= Cadbury Snack =

Chocolate-covered biscuit snack

Cadbury Snack

Snack Sandwich

A Cadbury Snack was a shortcake biscuit square or two biscuits with chocolate filling, covered with milk chocolate.

==History==
Three versions of Cadbury Snack are available in the United Kingdom and Ireland: Snack Shortcake (chocolate-coated shortbread in a yellow wrapper), Snack Wafer (chocolate-covered wafer fingers in a pink wrapper) and Snack Sandwich, an individual chocolate-and-biscuit bar similar to the original Jacob's Club biscuit. In February 2015, Cadbury announced that it was ceasing production of the Snack Wafer due to declining sales.

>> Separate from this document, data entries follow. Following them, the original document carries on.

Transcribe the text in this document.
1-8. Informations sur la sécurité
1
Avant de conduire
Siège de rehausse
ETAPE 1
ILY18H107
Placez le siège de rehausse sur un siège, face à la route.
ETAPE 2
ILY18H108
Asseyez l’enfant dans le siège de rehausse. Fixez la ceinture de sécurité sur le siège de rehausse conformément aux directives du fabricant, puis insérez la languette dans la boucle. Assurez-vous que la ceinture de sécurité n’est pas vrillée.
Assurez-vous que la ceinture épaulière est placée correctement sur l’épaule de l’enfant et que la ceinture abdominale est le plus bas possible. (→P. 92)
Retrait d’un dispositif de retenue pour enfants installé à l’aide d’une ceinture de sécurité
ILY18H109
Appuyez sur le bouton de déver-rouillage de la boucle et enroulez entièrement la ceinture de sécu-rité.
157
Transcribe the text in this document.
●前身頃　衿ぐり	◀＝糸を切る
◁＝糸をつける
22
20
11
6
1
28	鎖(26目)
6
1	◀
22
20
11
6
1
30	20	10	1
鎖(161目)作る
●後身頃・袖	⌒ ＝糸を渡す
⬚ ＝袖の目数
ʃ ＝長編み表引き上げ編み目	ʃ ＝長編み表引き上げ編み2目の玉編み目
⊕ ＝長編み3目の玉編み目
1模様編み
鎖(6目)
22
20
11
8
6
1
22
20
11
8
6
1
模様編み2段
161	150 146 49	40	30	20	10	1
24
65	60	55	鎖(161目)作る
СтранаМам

During the 1970s there was a Cadbury Snack Finger (chocolate-covered fingers in a blue wrapper) see Cadbury Fingers & in the 2000s there were limited editions of other versions of Snack.

==Advertising==
During the 1950s and 1960s there were black-and-white television adverts for the Snack product. Colour ads appeared in the 1970s. In 1986 the television advert used the phrase "Bridge the Gap". There were cartoon adverts in the 1990s.

==Australian version==
In Australia, the Cadbury Dairy Milk Snack block is a six-piece bar of milk chocolate filled with six different flavours (strawberry, pineapple, orange, coconut ice, Turkish delight and caramel), with each square piece having a different shape corresponding to its flavour, and available in 135 g and 200 g sizes. It began production in 1974; before then, the chocolate was created by MacRobertson's. In June 2009, Cadbury reduced the size of the bars.